Although he’s pleased with this positive trend, Young cautioned that sightings remain low compared to what came before. “The numbers aren’t back to where they were in their heyday by any measure,” he said. “I haven’t seen anything remotely close to that.” He also noted that, based on tracking data accumulated by the R2R project, the species is faring poorly in some areas, even as it is increasing in others. “There are clusters of declines and increases across their range,” he said. For example, evening grosbeak populations in southern Quebec and the Gaspé Peninsula appear to be growing, while populations south of that appear to be in decline.
Still, Young is cautiously hopeful. “The numbers aren’t as high as 30 or 40 years ago, but they’re higher than 10 or 15 years ago,” he said. Many observers noted evening grosbeaks in breeding habitat in northern Maine this past summer, suggesting that 2024 may prove to be another comparatively good year.
As Young and Yeany wait to aggregate numbers from this winter, they remain focused on continuing to build out the R2R project. They hope to expand tracking work – so far limited to subpopulations in the Northeast and Midwest – to the Rockies and the Pacific Northwest.
When asked what kind of future they see for the evening grosbeaks of the Northeast, both Young and Yeany responded by offering their own questions. “Will parts of southern New York or northern Pennsylvania ever get back to that point where the species is around every winter?” asked Young. “We’re too early on at this point. I don’t know yet what the other side of this project looks like.”
“Will continuing spruce budworm outbreaks keep sending grosbeaks into the Northeast for decades to come?
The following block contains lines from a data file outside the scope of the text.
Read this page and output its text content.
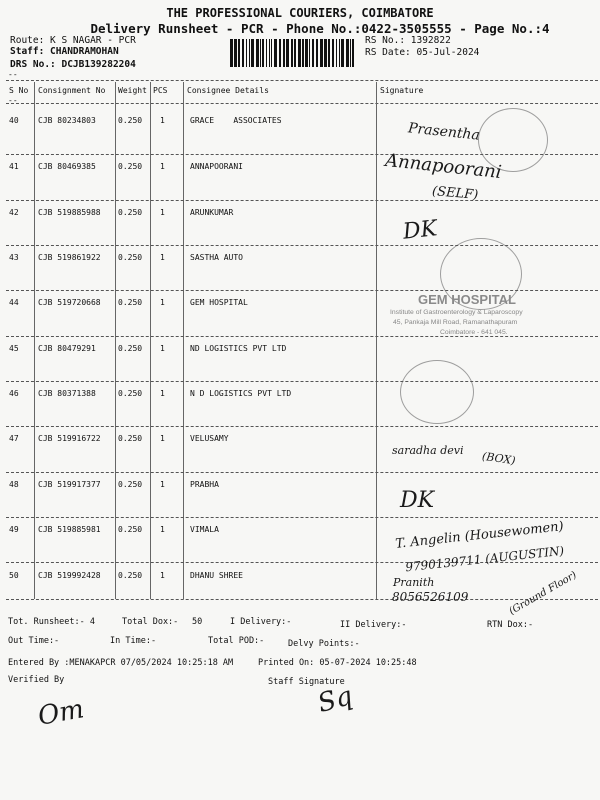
THE PROFESSIONAL COURIERS, COIMBATORE
Delivery Runsheet - PCR - Phone No.:0422-3505555 - Page No.:4
Route: K S NAGAR - PCR
Staff: CHANDRAMOHAN
DRS No.: DCJB139282204
RS No.: 1392822
RS Date: 05-Jul-2024
--
S No Consignment No Weight PCS Consignee Details	Signature
--
40 CJB 80234803	0.250 1	GRACE    ASSOCIATES
41 CJB 80469385	0.250 1	ANNAPOORANI
42 CJB 519885988 0.250 1	ARUNKUMAR
43 CJB 519861922 0.250 1	SASTHA AUTO
44 CJB 519720668 0.250 1	GEM HOSPITAL
45 CJB 80479291	0.250 1	ND LOGISTICS PVT LTD
46 CJB 80371388	0.250 1	N D LOGISTICS PVT LTD
47 CJB 519916722 0.250 1	VELUSAMY
48 CJB 519917377 0.250 1	PRABHA
49 CJB 519885981 0.250 1	VIMALA
50 CJB 519992428 0.250 1	DHANU SHREE
GEM HOSPITAL
Institute of Gastroenterology & Laparoscopy
45, Pankaja Mill Road, Ramanathapuram
Coimbatore - 641 045.
Prasentha
Annapoorani
(SELF)
DK
saradha devi (BOX)
DK
T. Angelin (Housewomen)
9790139711 (AUGUSTIN)
Pranith
8056526109	(Ground Floor)
Tot. Runsheet:- 4	Total Dox:- 50	I Delivery:-	II Delivery:-	RTN Dox:-
Out Time:-	In Time:-	Total POD:-	Delvy Points:-
Entered By :MENAKAPCR 07/05/2024 10:25:18 AM	Printed On: 05-07-2024 10:25:48
Verified By	Staff Signature
Om	Sq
Or will changing weather patterns wash them out?” Yeany wondered. “It’s such a complex species that I hope in the next decade we’ll have a much better understanding of what’s going on and the direction of the trends.”
Although saving the evening grosbeak from extinction is the R2R subproject’s guiding purpose, Young emphasized that mobilizing conservationists and the general public to pay more attention to the birds is an important byproduct of the effort – and integral to its success. “We’re raising awareness so that people care. Part of the project is about bringing together as many stakeholders as possible,” he said. “That’s going to make the difference.”